CEO Cole Diamond of CoinSquare stated at the event, “The majority of us went and trailblazed with our regulators.” CoinSquare is a cryptocurrency exchange based in Canada, which Diamond says left a lot of money behind when they leaned into the local laws. Though other Canadian exchanges have since crumbled, Diamond has no regrets. He stated, “I can’t suggest strongly enough the importance of doing that.”
Wirex’s Pavel Matveev stated that not being regulated is “actually quite risky.” The company is presently a startup for crypto-to-fiat value transfers around the world.
Amit Sharma, the CEO of FinClusive Capital, pushed for founders to collaborate with policymakers, despite the fact that no one disputed the slow pace of the government. Sharma remarked, “Because inherently innovation outpaces regulators.”

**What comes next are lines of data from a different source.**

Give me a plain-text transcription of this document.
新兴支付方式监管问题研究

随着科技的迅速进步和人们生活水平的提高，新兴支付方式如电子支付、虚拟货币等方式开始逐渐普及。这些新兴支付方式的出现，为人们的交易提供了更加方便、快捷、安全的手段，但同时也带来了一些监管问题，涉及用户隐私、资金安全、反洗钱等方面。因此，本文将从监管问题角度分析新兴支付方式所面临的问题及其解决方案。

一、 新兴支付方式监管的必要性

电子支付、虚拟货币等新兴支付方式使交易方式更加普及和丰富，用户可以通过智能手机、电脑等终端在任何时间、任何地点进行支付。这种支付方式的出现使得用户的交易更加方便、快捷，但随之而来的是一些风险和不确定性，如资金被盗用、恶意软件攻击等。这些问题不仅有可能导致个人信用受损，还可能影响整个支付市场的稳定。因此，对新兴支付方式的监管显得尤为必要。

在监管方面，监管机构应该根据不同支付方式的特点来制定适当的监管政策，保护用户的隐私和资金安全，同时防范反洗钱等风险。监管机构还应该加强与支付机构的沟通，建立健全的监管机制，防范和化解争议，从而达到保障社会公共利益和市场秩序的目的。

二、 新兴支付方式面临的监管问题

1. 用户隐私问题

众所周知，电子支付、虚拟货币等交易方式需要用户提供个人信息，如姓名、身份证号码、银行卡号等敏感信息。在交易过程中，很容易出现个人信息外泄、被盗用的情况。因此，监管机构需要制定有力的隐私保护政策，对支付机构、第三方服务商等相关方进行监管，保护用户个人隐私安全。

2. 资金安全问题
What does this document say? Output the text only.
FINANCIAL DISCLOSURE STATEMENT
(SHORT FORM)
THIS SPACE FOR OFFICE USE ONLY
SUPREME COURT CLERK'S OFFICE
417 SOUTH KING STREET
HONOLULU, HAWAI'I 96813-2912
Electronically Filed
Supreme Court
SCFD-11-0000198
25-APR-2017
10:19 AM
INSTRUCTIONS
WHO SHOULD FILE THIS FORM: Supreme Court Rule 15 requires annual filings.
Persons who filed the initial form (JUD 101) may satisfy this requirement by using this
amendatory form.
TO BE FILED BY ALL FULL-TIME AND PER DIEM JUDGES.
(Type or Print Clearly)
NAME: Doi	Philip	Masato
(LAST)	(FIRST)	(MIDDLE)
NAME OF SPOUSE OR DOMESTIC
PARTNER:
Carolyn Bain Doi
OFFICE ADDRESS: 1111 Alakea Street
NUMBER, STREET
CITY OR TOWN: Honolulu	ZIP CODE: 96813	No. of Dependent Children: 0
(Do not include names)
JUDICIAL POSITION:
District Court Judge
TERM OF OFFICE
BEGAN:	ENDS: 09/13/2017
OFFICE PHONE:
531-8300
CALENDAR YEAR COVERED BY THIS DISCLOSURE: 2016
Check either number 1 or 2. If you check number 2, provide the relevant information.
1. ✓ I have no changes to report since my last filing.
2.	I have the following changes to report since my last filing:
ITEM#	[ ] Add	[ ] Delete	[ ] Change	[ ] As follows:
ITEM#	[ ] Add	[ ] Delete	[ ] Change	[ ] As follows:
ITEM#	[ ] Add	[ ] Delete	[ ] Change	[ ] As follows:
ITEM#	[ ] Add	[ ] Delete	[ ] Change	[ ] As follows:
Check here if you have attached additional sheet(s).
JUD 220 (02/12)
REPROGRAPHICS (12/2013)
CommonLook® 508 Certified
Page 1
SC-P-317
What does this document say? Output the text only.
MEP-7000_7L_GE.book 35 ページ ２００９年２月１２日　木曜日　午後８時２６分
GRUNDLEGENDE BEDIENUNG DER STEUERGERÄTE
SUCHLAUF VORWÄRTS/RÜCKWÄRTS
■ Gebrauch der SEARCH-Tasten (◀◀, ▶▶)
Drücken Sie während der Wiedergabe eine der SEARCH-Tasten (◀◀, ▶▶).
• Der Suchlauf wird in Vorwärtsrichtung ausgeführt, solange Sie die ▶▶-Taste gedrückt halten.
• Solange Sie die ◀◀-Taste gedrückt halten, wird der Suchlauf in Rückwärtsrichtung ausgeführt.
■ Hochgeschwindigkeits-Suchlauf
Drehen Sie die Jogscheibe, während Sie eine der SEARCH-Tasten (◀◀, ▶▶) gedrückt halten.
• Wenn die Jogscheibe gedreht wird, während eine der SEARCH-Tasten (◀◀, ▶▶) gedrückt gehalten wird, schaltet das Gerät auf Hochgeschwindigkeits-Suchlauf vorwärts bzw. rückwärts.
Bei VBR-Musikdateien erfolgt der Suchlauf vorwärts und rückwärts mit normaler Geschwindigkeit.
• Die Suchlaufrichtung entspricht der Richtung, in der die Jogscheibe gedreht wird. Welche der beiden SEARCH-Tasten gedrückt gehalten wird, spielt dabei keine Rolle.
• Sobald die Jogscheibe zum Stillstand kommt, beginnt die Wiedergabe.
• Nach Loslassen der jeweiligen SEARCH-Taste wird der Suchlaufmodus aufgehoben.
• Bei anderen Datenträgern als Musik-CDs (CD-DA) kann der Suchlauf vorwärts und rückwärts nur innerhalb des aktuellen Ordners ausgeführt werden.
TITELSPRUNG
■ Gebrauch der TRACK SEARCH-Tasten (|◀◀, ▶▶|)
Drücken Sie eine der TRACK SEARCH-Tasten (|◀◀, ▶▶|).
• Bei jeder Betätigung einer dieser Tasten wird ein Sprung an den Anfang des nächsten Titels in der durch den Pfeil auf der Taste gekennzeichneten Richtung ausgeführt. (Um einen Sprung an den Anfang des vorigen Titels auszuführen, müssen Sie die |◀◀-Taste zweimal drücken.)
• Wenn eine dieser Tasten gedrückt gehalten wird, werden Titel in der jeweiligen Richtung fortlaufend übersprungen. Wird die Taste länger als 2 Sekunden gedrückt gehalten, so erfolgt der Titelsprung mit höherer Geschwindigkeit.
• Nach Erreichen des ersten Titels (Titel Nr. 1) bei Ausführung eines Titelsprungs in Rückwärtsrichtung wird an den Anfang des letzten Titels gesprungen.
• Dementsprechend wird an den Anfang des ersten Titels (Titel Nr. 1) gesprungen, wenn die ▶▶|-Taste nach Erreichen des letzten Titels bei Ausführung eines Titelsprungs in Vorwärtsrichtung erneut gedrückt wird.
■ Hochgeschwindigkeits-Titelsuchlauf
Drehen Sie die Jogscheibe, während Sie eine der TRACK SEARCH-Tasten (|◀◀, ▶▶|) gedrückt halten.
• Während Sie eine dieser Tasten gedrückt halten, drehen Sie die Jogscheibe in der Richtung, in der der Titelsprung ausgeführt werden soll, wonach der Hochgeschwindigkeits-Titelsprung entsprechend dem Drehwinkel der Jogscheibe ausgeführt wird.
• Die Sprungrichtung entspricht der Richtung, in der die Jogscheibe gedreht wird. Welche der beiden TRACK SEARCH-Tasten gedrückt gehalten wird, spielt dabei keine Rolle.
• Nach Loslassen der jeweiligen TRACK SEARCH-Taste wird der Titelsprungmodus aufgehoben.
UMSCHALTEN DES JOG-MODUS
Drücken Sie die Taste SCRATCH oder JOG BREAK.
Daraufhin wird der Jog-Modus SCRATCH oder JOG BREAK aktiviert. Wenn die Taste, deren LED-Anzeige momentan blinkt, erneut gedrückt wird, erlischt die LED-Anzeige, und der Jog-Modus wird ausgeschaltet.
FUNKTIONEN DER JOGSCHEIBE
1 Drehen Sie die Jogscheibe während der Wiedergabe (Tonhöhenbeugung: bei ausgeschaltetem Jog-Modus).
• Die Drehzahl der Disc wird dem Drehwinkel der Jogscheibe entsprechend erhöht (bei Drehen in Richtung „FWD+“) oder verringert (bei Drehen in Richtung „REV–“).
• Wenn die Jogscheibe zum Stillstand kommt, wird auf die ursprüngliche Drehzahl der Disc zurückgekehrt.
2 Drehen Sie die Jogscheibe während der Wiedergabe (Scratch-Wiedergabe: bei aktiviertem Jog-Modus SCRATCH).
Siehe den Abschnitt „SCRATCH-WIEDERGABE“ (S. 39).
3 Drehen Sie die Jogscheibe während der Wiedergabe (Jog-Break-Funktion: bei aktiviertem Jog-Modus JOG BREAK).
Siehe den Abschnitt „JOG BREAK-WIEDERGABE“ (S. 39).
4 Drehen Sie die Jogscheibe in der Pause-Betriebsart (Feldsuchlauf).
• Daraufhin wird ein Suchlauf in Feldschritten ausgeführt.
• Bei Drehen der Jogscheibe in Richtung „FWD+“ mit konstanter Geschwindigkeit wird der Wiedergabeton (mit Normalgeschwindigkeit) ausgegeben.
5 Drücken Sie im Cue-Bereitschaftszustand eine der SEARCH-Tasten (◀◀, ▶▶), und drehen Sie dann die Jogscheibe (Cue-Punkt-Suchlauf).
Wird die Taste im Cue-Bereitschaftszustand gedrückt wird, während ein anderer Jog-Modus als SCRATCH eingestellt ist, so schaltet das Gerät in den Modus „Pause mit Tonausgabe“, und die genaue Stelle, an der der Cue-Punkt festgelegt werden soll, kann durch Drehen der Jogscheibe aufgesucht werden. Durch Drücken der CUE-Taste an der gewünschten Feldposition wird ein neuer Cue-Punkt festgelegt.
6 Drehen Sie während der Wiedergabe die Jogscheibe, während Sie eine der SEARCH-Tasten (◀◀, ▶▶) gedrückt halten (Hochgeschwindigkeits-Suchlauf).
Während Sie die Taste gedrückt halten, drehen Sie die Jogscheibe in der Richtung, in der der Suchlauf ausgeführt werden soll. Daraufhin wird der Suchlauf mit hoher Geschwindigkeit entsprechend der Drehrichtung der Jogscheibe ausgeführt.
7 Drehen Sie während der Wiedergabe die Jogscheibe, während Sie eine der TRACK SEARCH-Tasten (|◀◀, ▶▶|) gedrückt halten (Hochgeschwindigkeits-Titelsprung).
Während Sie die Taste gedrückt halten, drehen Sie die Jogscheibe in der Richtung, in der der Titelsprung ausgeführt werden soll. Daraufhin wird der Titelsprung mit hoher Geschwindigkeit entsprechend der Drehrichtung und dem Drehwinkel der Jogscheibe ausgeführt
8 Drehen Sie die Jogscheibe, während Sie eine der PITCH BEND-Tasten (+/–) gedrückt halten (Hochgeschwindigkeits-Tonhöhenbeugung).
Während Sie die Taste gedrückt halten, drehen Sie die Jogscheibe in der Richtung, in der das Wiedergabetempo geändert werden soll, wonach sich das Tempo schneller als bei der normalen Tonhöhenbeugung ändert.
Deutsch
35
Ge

Ernest Mbenkum, who is both the CEO and founder of Interstellar Wallet and Exchange, is hopeful, stating,
“Governments, they can’t resist it forever. At the same time, they are going to want to be able to control it. It’s an interesting dance.”
Francisco Rivadeneyra, a research advisor at the Bank of Canada, expressed that adding fiat currencies to the blockchain could help the traditional market dip their toes in the water with minimal risk.
“If central banks decide to issue a CBDC, it’s going to be in token form, and it’s going to be delegated.”
With a delegated CBDC, the partners will be responsible for managing consensus and tracking payments.
Professor Linda Schilling of Ecole Polytechnique in Paris, commented,
“The rise of cryptocurrencies has in some ways pushed central banks to think about how to compete.”
Schilling states that citizens would have the opportunity to opt-out of the policies of a central bank if the world ultimately chooses to adopt any single cryptocurrency. Anyone that would use cryptocurrency for the majority of their financial world would not have the risk of inflation of economic growth of the bank.
On the other hand, if central banks end up taking over the peer-to-peer payments, rather than allowing cryptocurrency companies to rule that sector, data could be collected to political institutions.
“As you move toward central bank currency, you move much more toward a business model like Facebook and Google and so on.”
The data would make political appointees privy to a substantial amount of information on their rivals, the voters, and others.
The proposal on Libra has been one of the biggest proposals to elicit a response from central bankers. Libra has a similar idea as Stellar, but Matveev stated, “It’s fair to say that all the noise associated with Libra had a kind of negative effect.”
McCaleb expressed a different concern, stating that Facebook’s creator, Mark Zuckerberg, has no idea what he is getting into with Libra.
“Their approach seems a little bit arrogant, at least from an outside perspective. The way they announced it seemed a little bit premature.”
Furthermore, McCaleb doesn’t believe that Libra has the decentralization it needs and that it is likely that the asset will never have it. Still, he admits his bias. Mbenkum added that Stellar has an advantage since it reaches the unbanked individuals with a system of anchors, instead of solely relying on the XLM asset. This is a term used for companies that are making tokens on the network that are already backed by assets.
Ultimately, the sentiment of the event can be summaries by a comment of McCaleb,
“It seems like we are on the cusp of these things actually making people’s lives better.”